Os versos que o tempo beijou e matou antes de te conhecer
| Poesia Lírica | 2026/8 Antologia A quem ainda escrevo? | Rosilene Rodrigues Neves de MenesesPublicado em 03 de Agosto de 2026 ás 11h 38min
. Os Versos que o Tempo Beijou e Matou Antes de Te Conhecer
Rosy Neves
Meu amado,
Há versos que nasceram antes do teu nome alcançar os meus lábios. Eram versos antigos, tecidos pelo vento entre os minaretes adormecidos, onde a lua derramava prata sobre as águas silenciosas do Bósforo.
O tempo os beijou com infinita ternura... e, logo depois, matou-os.
Morreram sem conhecer a luz dos teus olhos.

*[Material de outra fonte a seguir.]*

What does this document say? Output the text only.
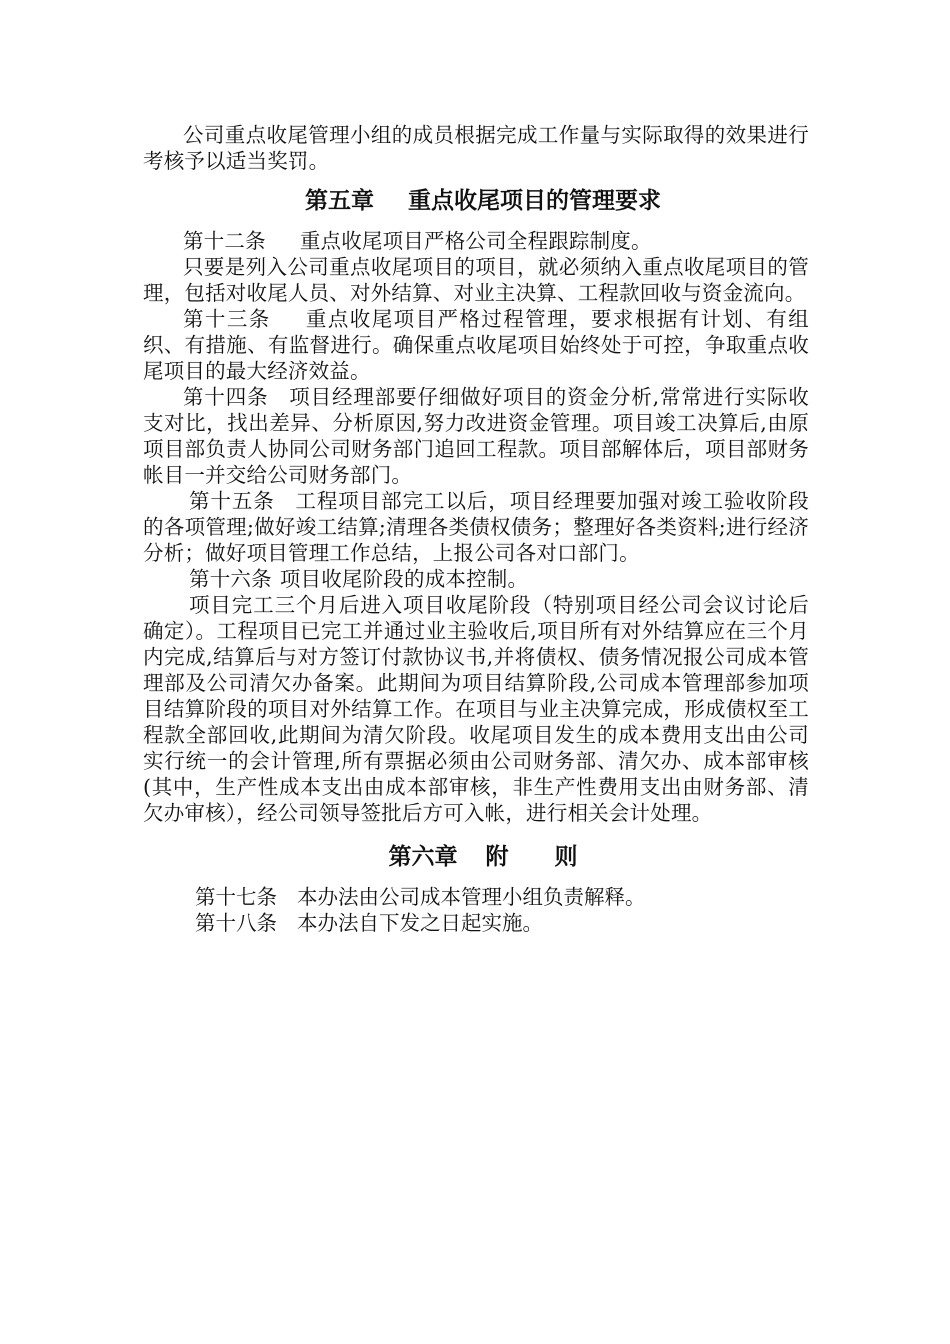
公司重点收尾管理小组的成员根据完成工作量与实际取得的效果进行考核予以适当奖罚。

第五章 重点收尾项目的管理要求

第十二条 重点收尾项目严格公司全程跟踪制度。

只要是列入公司重点收尾项目的项目，就必须纳入重点收尾项目的管理，包括对收尾人员、对外结算、对业主决算、工程款回收与资金流向。

第十三条 重点收尾项目严格过程管理，要求根据有计划、有组织、有措施、有监督进行。确保重点收尾项目始终处于可控，争取重点收尾项目的最大经济效益。

第十四条 项目经理部要仔细做好项目的资金分析,常常进行实际收支对比，找出差异、分析原因,努力改进资金管理。项目竣工决算后,由原项目部负责人协同公司财务部门追回工程款。项目部解体后，项目部财务帐目一并交给公司财务部门。

第十五条 工程项目部完工以后，项目经理要加强对竣工验收阶段的各项管理;做好竣工结算;清理各类债权债务；整理好各类资料;进行经济分析；做好项目管理工作总结，上报公司各对口部门。

第十六条 项目收尾阶段的成本控制。

项目完工三个月后进入项目收尾阶段（特别项目经公司会议讨论后确定）。工程项目已完工并通过业主验收后,项目所有对外结算应在三个月内完成,结算后与对方签订付款协议书,并将债权、债务情况报公司成本管理部及公司清欠办备案。此期间为项目结算阶段,公司成本管理部参加项目结算阶段的项目对外结算工作。在项目与业主决算完成，形成债权至工程款全部回收,此期间为清欠阶段。收尾项目发生的成本费用支出由公司实行统一的会计管理,所有票据必须由公司财务部、清欠办、成本部审核(其中，生产性成本支出由成本部审核，非生产性费用支出由财务部、清欠办审核），经公司领导签批后方可入帐，进行相关会计处理。

第六章 附　　则

第十七条 本办法由公司成本管理小组负责解释。

第十八条 本办法自下发之日起实施。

Quantas cartas escrevi às sombras, sem saber que elas procuravam apenas o caminho até ti. Quantas primaveras deixei escapar entre os dedos, enquanto as romãs amadureciam nos jardins esquecidos e os rouxinóis cantavam para um amor que ainda não possuía rosto.
Se eu tivesse conhecido teu coração antes, teria pedido às estrelas que interrompessem a própria viagem. Teria suplicado ao mar que guardasse todas as tempestades para outro século. Assim, nenhuma lágrima pisaria sobre os jardins da minha alma.
Mas o destino prefere escrever com tinta de silêncio.
Hoje compreendo que cada tristeza foi uma estrada. Cada ausência era uma ponte invisível conduzindo-me ao instante em que teu olhar pisaria o meu como uma oração antiga.
Agora, quando a noite cobre os telhados da cidade e os sinos distantes se confundem com o chamado do vento, sinto que aqueles versos mortos ainda respiram. Não como lembranças, mas como pássaros que retornam ao ninho depois de atravessarem muitos invernos.
Talvez o tempo não os tenha destruído.
Talvez apenas os tenha escondido em seu peito, esperando o dia em que teu nome pudesse devolvê-los à vida.
Se um dia eu partir antes de ti, procura-me onde o céu beija o mar. Estarei ali, escrevendo teu nome sobre as águas eternas, enquanto o vento leva minhas palavras para além dos séculos.
Porque há amores que começam tarde para os homens...
...mas sempre chegam na hora exata da eternidade.
Com a ternura de quem esperou muitas vidas,
Aquela que encontrou teu nome depois que o tempo beijou e matou todos os outros versos.
Comentários
Esta é uma carta que evoca a resignação da dor e o sentimento transcendental. Um lídimo amor que ultrapassa o tempo físico e a própria mortalidade!